Few things in life match the stress and expense of a big move – just ask anyone who has recently changed addresses. Each year, about 40 million Americans pick up and move, and many are likely to do so between now and Labor Day.
“Moving is a major decision that can really impact your financial status,” said Paul Golden, spokesman for the Colorado-based National Endowment for Financial Education (NEFE), which recently issued a list of tips to help make your move a smoother ride.
It’s timely advice, given a recent report issued by the Government Accountability Office on the regulation of interstate moving companies by the Federal Motor Carrier Safety Administration (FMCSA). While the majority of moves happen without incident, the GAO reported that about 3,000 consumer complaints were filed against interstate movers last year.
“The really serious complaints are rogue movers or scam movers,” says David Sparkman, vice president of communications for the American Moving and Storage Association, which represents the interstate movers. “These people are thieves who are pretending to be movers.”
In the most classic and prevalent scam, a moving company will give a low estimate to pack someone up only to substantially hike the quoted price once the items are loaded on their trucks. If the consumer doesn’t pay the new price, the belongings are held hostage until the higher moving charges are paid.
Last year about 15 percent of consumer complaints filed against movers involved hostage goods. In one case, a Massachusetts woman said a mover loaded her goods on a truck and demanded $16,000 afterward. That was more than four times the company’s estimate of $3,600.
By federal law, interstate moving companies are required to release your belongings to you when you pay 100 percent of the charges in a binding estimate or 110 percent of a nonbinding estimate where additional weight or services have caused the final price to increase, according to Tim Walker, who started www.movingscam.com after he was scammed by a moving company.
But rogue companies “aren’t afraid to drive away with everything you own unless you pay them whatever they decide they want to charge you for your move,” Walker said.
Walker, whose Web site is a must-see before you hire a moving company, says his biggest tip for consumers is to be wary of hiring companies you find on the Internet.
The American Moving and Storage Association also has issued warnings about shopping for a mover online. Certainly use the Internet for research.
For example, go to www.moving.org, the site run by the industry association. It has advice on how to choose a mover and avoid the scams.
Sparkman said you should be skeptical of Web sites that look good but could be run by dishonest brokers who don’t actually own a moving company. They collect a deposit and then refer consumers to rogue moving companies, he said.
Legitimate referral companies will generally not ask you to pay an upfront deposit, Sparkman said. If you are asked for a significant deposit, you should look for another company.
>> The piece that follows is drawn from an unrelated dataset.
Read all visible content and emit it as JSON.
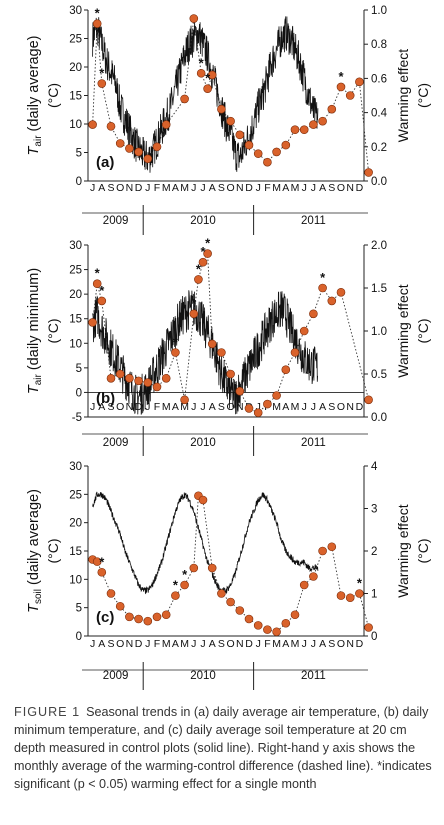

Walker says that when choosing a company, look locally. Get recommendations from friends and neighbors who have recently moved. Check with local real estate agents, who often keep lists of moving companies.
Be sure to get a written estimate from at least three movers, NEFE recommends. There are binding estimates, in which your final bill cannot go higher than what you’re quoted, and nonbinding estimates. A nonbinding estimate is not a contract but instead an approximation of the cost of the move, with the final costs based on the actual weight of your shipment and other services provided.
And for goodness sake, don’t get an estimate over the phone. Get a company representative to come to your home to view your belongings.
When the representative arrives, NEFE says you should discuss what services will be provided, the mover’s responsibility for any damages or losses that may occur during the move, and how the business will work with you to settle a dispute.
For interstate moves, the company should provide you with the booklet “Your Rights and Responsibilities When You Move” produced by FMCSA. You can download a copy of it at www.protectyourmove.gov, which was created by FMCSA. This Web site is another must before you hire a mover. You’ll find details of the regulations that govern interstate movers, a list of registered and insured movers and information on how to file a complaint with the agency. You can also find contact information for issues if you’re moving within the same state. Such moves are not covered by federal regulations.
If you’re one of the millions planning to pack up and relocate soon, especially from one state to another, please use caution in selecting a mover or you might end up curbside with your belongings being held hostage.